O educador não se pode deixar levar pelo reducionismo pedagógico (exemplificado pela produção de cartilhas), o qual se relaciona com duas mentalidades: o pré-formismo e o empirismo – o primeiro baseia-se na idéia de que o conhecimento se expressa por revelação (generoso com o erro) e o segundo baseia-se na transmissão (muito exigente diante do erro).

No construtivismo, algo tem que ser construído e não transmitido ou revelado (fator principal de discrepância entre essas visões). Porém, no plano formal, o erro é algo ruim e deve ser eliminado, de modo a ser apagado, mas o problema é que na vida as coisas não podem ser simplesmente apagadas, elas têm que ser trabalhadas com base em sua irreversibilidade.

Por outro lado, na visão natural (a da criança) o ser humano aprende com seus erros (o construtivismo afirma que o erro é possível e até mesmo desejável para o desenvolvimento pleno da pessoa). Para Piaget, não interessa o erro, mas sim a ação física ou mental, sendo que erro e acerto são detalhes dessas ações. “O que está certo aqui, pode estar errado lá. Tem-se apenas aspectos que devem ser corrigidos ou melhorados e outros que devem ser mantidos”, ou seja, não existe a necessidade de uma demonização do erro, uma vez que ele é parte de um processo.

Na verdade o ponto fundamental é transformar o erro em algo observável para a criança, de modo que ela possa ver o porquê da discordância com o que seria correto, os motivos que levaram a esse erro e quais são os caminhos para fazer o certo.

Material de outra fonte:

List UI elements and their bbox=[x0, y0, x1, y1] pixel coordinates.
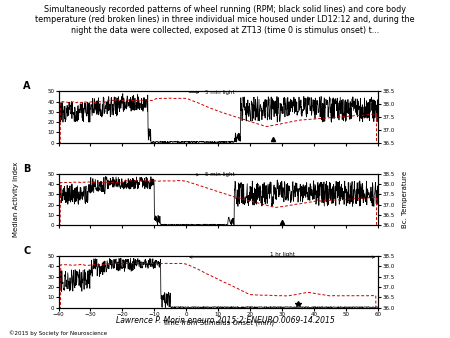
X-axis label: Time from Stimulus Onset (min): Time from Stimulus Onset (min) bbox=[162, 319, 274, 326]
Text: B: B bbox=[23, 164, 31, 174]
Text: A: A bbox=[23, 81, 31, 91]
Text: 1 hr light: 1 hr light bbox=[270, 251, 295, 257]
Text: ©2015 by Society for Neuroscience: ©2015 by Society for Neuroscience bbox=[9, 331, 107, 336]
Text: C: C bbox=[23, 246, 31, 256]
Text: Lawrence P. Morin eneuro 2015;2:ENEURO.0069-14.2015: Lawrence P. Morin eneuro 2015;2:ENEURO.0… bbox=[116, 316, 334, 325]
Text: Median Activity Index: Median Activity Index bbox=[13, 162, 19, 237]
Text: 5 min light: 5 min light bbox=[206, 172, 235, 177]
Text: Simultaneously recorded patterns of wheel running (RPM; black solid lines) and c: Simultaneously recorded patterns of whee… bbox=[35, 5, 415, 35]
Text: Bc. Temperature: Bc. Temperature bbox=[402, 171, 408, 228]
Text: 5 min light: 5 min light bbox=[206, 90, 235, 95]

O erro é fundamental na sua possibilidade de ser um observável, uma vez que implica nos três níveis do desenvolvimento da resposta das crianças: o nível I é o da justaposição e sincretismo, onde o erro é recalcado do ponto de vista cognitivo; o nível II caracteriza-se pela flutuação das respostas das crianças, sendo que aqui o erro “corresponde à situação em que a posteriori admite-se ter errado” e o nível III é definido como sendo aquele que o problema é compreendido tal como é colocado, e nesse caso o erro é um problema para o sujeito, faz parte do processo e é interno a ele.

Importante se faz lembrar que o erro no plano do “fazer” e “compreender”, segundo Piaget, são dois sistemas cognitivos que dependem da nossa ação física e mental.

No sistema do fazer, somos determinados por um problema, um objetivo e para alcançarmos nossos objetivos, precisamos de “meios adequados” e nesse plano, o errar é o que frustra um resultado em função do objetivo. Dessa forma, se a criança erra, mas tem claro o objetivo, esse erro se torna um problema a ser corrigido que pode ser feito de maneira muito mais fácil.

No plano do compreender, atingir o resultado é o que menos importa uma vez que estamos no plano da razão, do sentido. Nesse, o erro corresponde “a uma contradição, conflito ou falha na teoria (hipótese) que explica determinado fenômeno. Erro, nesse plano, corresponde, então, às lacunas em que aquilo que a criança diz não se articula com o que faz”.

A atitude que o professor deve assumir diante do erro de forma a ser condizente com o construtivismo, o que configura uma saída para a problemática, é a de transformá-lo em uma oportunidade de aprendizagem e não simplesmente justificando-o ou ignorando-o de modo complacente, muito menos evitá-lo por meio de punições. Uma ação sugerida é reexaminar o nível de avaliação (e punição) acerca do erro da criança? Necessário se faz observar que a consequência do erro só fará sentido se for algo sustentável logicamente para o educador e, naturalmente, assimilável para a criança.